More specifically, a peak-to-peak voltage-alternating current function F1 and a peak-to-peak voltage-alternating current function F2 are determined on a two-dimensional coordinate in which a horizontal axis is set to a peak-to-peak voltage while a vertical axis is set to an alternating current. The peak-to-peak voltage-alternating current function F1 expresses a line segment connecting an origin (0 point) and an alternating current value which is detected when the peak-to-peak voltage lower than double the threshold voltage Vth is applied to the charging member. The peak-to-peak voltage-alternating current function F2 expresses a line segment including at least two alternating current values which are detected when the peak-to-peak voltage not lower than double the threshold voltage Vth is applied to the charging member. A peak-to-peak voltage value which becomes an intersecting point of the line segments expressed by the functions F1 and F2 is determined as the peak-to-peak voltage of the alternating-current voltage which should be applied in forming the image.
However, in an epichlorohydrin-rubber charging roller used as the charging member, characteristics fluctuate largely depending on an environment such as temperature and humidity. The adoption of the conventional charging control method in the epichlorohydrin-rubber charging roller causes the following problems. At this point, the image bearing body having the diameter of 30 mm is formed by depositing an amorphous silicon photoconductive layer having a thickness of 20 μm. The charging roller is disposed in contact with the image bearing body with a pressing force of 1 Kgf.
That is, as shown in FIG. 2, in a low-temperature environment (low-temperature environment 1 of FIG. 2), an electric resistance value of the epichlorohydrin rubber is increased to slow down motion of conductive ions in the rubber, which decreases the charging potential.
Accordingly, in order to adjust the charging potential of the image bearing body to a stable target potential, it is necessary that the peak-to-peak voltage value Vpp 1 of the alternating-current voltage be maintained at a peak-to-peak voltage value Vpp2 larger than a peak-to-peak voltage value Vpp 1 of ambient temperature environment.
However, in an extremely-low-temperature environment (low-temperature environment 2 of FIG. 2) such as 0° C., the peak-to-peak voltage value cannot be adjusted to a predetermined target potential even if the peak-to-peak voltage value is increased.

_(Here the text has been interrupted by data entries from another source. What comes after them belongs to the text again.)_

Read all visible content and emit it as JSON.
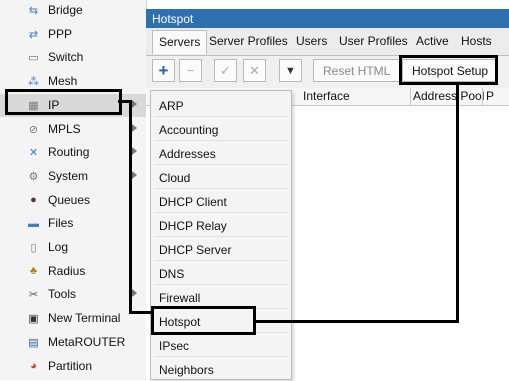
{
  "sidebar": {
    "items": [
      {
        "label": "Bridge",
        "icon": "bridge-icon",
        "glyph": "⇆",
        "color": "#4a7fc0"
      },
      {
        "label": "PPP",
        "icon": "ppp-icon",
        "glyph": "⇄",
        "color": "#4a7fc0"
      },
      {
        "label": "Switch",
        "icon": "switch-icon",
        "glyph": "▭",
        "color": "#6a6a6a"
      },
      {
        "label": "Mesh",
        "icon": "mesh-icon",
        "glyph": "⁂",
        "color": "#4a7fc0"
      },
      {
        "label": "IP",
        "icon": "ip-icon",
        "glyph": "▦",
        "color": "#7a7a7a",
        "submenu": true
      },
      {
        "label": "MPLS",
        "icon": "mpls-icon",
        "glyph": "⊘",
        "color": "#7a7a7a",
        "submenu": true
      },
      {
        "label": "Routing",
        "icon": "routing-icon",
        "glyph": "✕",
        "color": "#3a7fd0",
        "submenu": true
      },
      {
        "label": "System",
        "icon": "system-icon",
        "glyph": "⚙",
        "color": "#777777",
        "submenu": true
      },
      {
        "label": "Queues",
        "icon": "queues-icon",
        "glyph": "●",
        "color": "#5a3a2a"
      },
      {
        "label": "Files",
        "icon": "files-icon",
        "glyph": "▬",
        "color": "#3f7ec0"
      },
      {
        "label": "Log",
        "icon": "log-icon",
        "glyph": "▯",
        "color": "#777777"
      },
      {
        "label": "Radius",
        "icon": "radius-icon",
        "glyph": "♣",
        "color": "#c27a1a"
      },
      {
        "label": "Tools",
        "icon": "tools-icon",
        "glyph": "✂",
        "color": "#555555",
        "submenu": true
      },
      {
        "label": "New Terminal",
        "icon": "terminal-icon",
        "glyph": "▣",
        "color": "#333333"
      },
      {
        "label": "MetaROUTER",
        "icon": "metarouter-icon",
        "glyph": "▤",
        "color": "#2a5fa0"
      },
      {
        "label": "Partition",
        "icon": "partition-icon",
        "glyph": "◕",
        "color": "#d23a2a"
      }
    ],
    "selected": "IP"
  },
  "window": {
    "title": "Hotspot",
    "tabs": [
      "Servers",
      "Server Profiles",
      "Users",
      "User Profiles",
      "Active",
      "Hosts"
    ],
    "active_tab": "Servers",
    "toolbar": {
      "add": "+",
      "remove": "−",
      "enable": "✓",
      "disable": "✕",
      "filter": "▼",
      "reset_html": "Reset HTML",
      "hotspot_setup": "Hotspot Setup"
    },
    "columns": [
      "Interface",
      "Address Pool",
      "P"
    ]
  },
  "submenu": {
    "items": [
      "ARP",
      "Accounting",
      "Addresses",
      "Cloud",
      "DHCP Client",
      "DHCP Relay",
      "DHCP Server",
      "DNS",
      "Firewall",
      "Hotspot",
      "IPsec",
      "Neighbors"
    ]
  },
  "colors": {
    "title_bar": "#2f6fb0",
    "add_button": "#1f5fbf",
    "highlight": "#000000"
  }
}
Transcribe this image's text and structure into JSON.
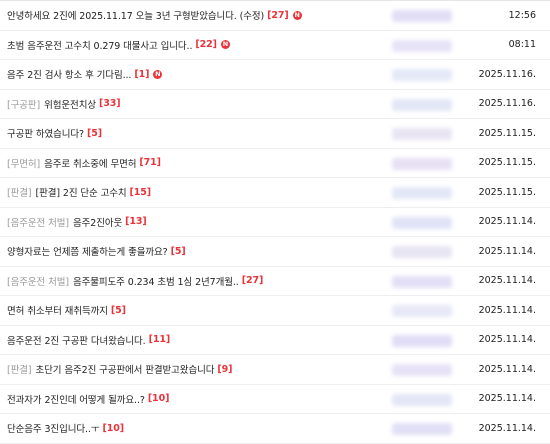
{
  "rows": [
    {
      "prefix": "",
      "subject": "안녕하세요 2진에 2025.11.17 오늘 3년 구형받았습니다. (수정)",
      "count": "[27]",
      "new": true,
      "date": "12:56",
      "author_color": "#c9c3ee"
    },
    {
      "prefix": "",
      "subject": "초범 음주운전 고수치 0.279 대물사고 입니다..",
      "count": "[22]",
      "new": true,
      "date": "08:11",
      "author_color": "#d4cdf2"
    },
    {
      "prefix": "",
      "subject": "음주 2진 검사 항소 후 기다림...",
      "count": "[1]",
      "new": true,
      "date": "2025.11.16.",
      "author_color": "#cfd6f0"
    },
    {
      "prefix": "[구공판]",
      "subject": "위험운전치상",
      "count": "[33]",
      "new": false,
      "date": "2025.11.16.",
      "author_color": "#cbd3ee"
    },
    {
      "prefix": "",
      "subject": "구공판 하였습니다?",
      "count": "[5]",
      "new": false,
      "date": "2025.11.15.",
      "author_color": "#d6cfe9"
    },
    {
      "prefix": "[무면허]",
      "subject": "음주로 취소중에 무면허",
      "count": "[71]",
      "new": false,
      "date": "2025.11.15.",
      "author_color": "#d3c7ec"
    },
    {
      "prefix": "[판결]",
      "subject": "[판결] 2진 단순 고수치",
      "count": "[15]",
      "new": false,
      "date": "2025.11.15.",
      "author_color": "#ccd5ef"
    },
    {
      "prefix": "[음주운전 처벌]",
      "subject": "음주2진아웃",
      "count": "[13]",
      "new": false,
      "date": "2025.11.14.",
      "author_color": "#c7cdf0"
    },
    {
      "prefix": "",
      "subject": "양형자료는 언제쯤 제출하는게 좋을까요?",
      "count": "[5]",
      "new": false,
      "date": "2025.11.14.",
      "author_color": "#d5cfe7"
    },
    {
      "prefix": "[음주운전 처벌]",
      "subject": "음주물피도주 0.234 초범 1심 2년7개월..",
      "count": "[27]",
      "new": false,
      "date": "2025.11.14.",
      "author_color": "#cbc6ef"
    },
    {
      "prefix": "",
      "subject": "면허 취소부터 재취득까지",
      "count": "[5]",
      "new": false,
      "date": "2025.11.14.",
      "author_color": "#d2d6ee"
    },
    {
      "prefix": "",
      "subject": "음주운전 2진 구공판 다녀왔습니다.",
      "count": "[11]",
      "new": false,
      "date": "2025.11.14.",
      "author_color": "#c9c1ee"
    },
    {
      "prefix": "[판결]",
      "subject": "초단기 음주2진 구공판에서 판결받고왔습니다",
      "count": "[9]",
      "new": false,
      "date": "2025.11.14.",
      "author_color": "#d3cbee"
    },
    {
      "prefix": "",
      "subject": "전과자가 2진인데 어떻게 될까요..?",
      "count": "[10]",
      "new": false,
      "date": "2025.11.14.",
      "author_color": "#cdd3ee"
    },
    {
      "prefix": "",
      "subject": "단순음주 3진입니다..ㅜ",
      "count": "[10]",
      "new": false,
      "date": "2025.11.14.",
      "author_color": "#c8c6ee"
    }
  ],
  "icons": {
    "new_badge": "new-badge-icon",
    "new_badge_text": "N"
  },
  "colors": {
    "count": "#e8333a",
    "prefix": "#9a9a9a",
    "text": "#222222",
    "divider": "#eeeeee"
  }
}
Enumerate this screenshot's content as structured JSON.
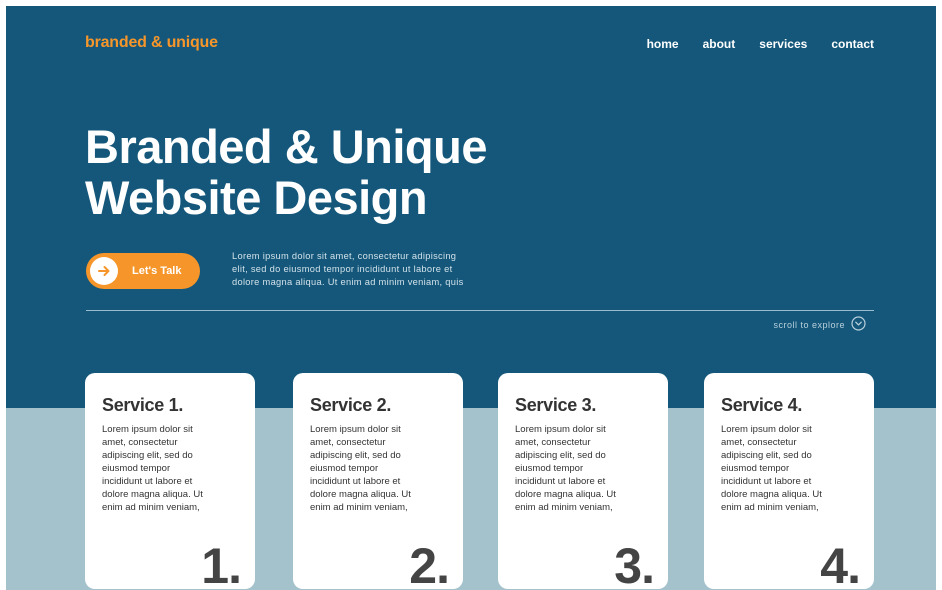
{
  "header": {
    "logo": "branded & unique",
    "nav": [
      "home",
      "about",
      "services",
      "contact"
    ]
  },
  "hero": {
    "headline_line1": "Branded & Unique",
    "headline_line2": "Website Design",
    "cta_label": "Let's Talk",
    "cta_icon": "arrow-right-icon",
    "intro_line1": "Lorem ipsum dolor sit amet, consectetur adipiscing",
    "intro_line2": "elit, sed do eiusmod tempor incididunt ut labore et",
    "intro_line3": "dolore magna aliqua. Ut enim ad minim veniam, quis",
    "scroll_label": "scroll to explore",
    "scroll_icon": "chevron-down-circle-icon"
  },
  "services": [
    {
      "title": "Service 1.",
      "number": "1.",
      "lines": [
        "Lorem ipsum dolor sit",
        "amet, consectetur",
        "adipiscing elit, sed do",
        "eiusmod tempor",
        "incididunt ut labore et",
        "dolore magna aliqua. Ut",
        "enim ad minim veniam,"
      ]
    },
    {
      "title": "Service 2.",
      "number": "2.",
      "lines": [
        "Lorem ipsum dolor sit",
        "amet, consectetur",
        "adipiscing elit, sed do",
        "eiusmod tempor",
        "incididunt ut labore et",
        "dolore magna aliqua. Ut",
        "enim ad minim veniam,"
      ]
    },
    {
      "title": "Service 3.",
      "number": "3.",
      "lines": [
        "Lorem ipsum dolor sit",
        "amet, consectetur",
        "adipiscing elit, sed do",
        "eiusmod tempor",
        "incididunt ut labore et",
        "dolore magna aliqua. Ut",
        "enim ad minim veniam,"
      ]
    },
    {
      "title": "Service 4.",
      "number": "4.",
      "lines": [
        "Lorem ipsum dolor sit",
        "amet, consectetur",
        "adipiscing elit, sed do",
        "eiusmod tempor",
        "incididunt ut labore et",
        "dolore magna aliqua. Ut",
        "enim ad minim veniam,"
      ]
    }
  ],
  "colors": {
    "hero_background": "#14577a",
    "lower_background": "#a4c2cc",
    "accent": "#f6962a",
    "card_background": "#ffffff",
    "card_text": "#333333"
  }
}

In such low-temperature environments, because the charging potential at the image bearing body does not reach the target potential, problems such as fog (phenomenon in which toner adheres slightly to a background except for the image) and uneven density (phenomenon in which unevenness of charging state is generated to cause a fluctuation in density) are generated in the image formed in the image bearing body.
The problems are generated in not only a monochrome image forming apparatus in which the black toner is used, but also a tandem-type full-color image forming apparatus in which image bearing bodies are arranged in series along a sheet conveyance belt or an indirect transfer belt according to the yellow (Y), magenta M), cyan (C), and black (K) colors.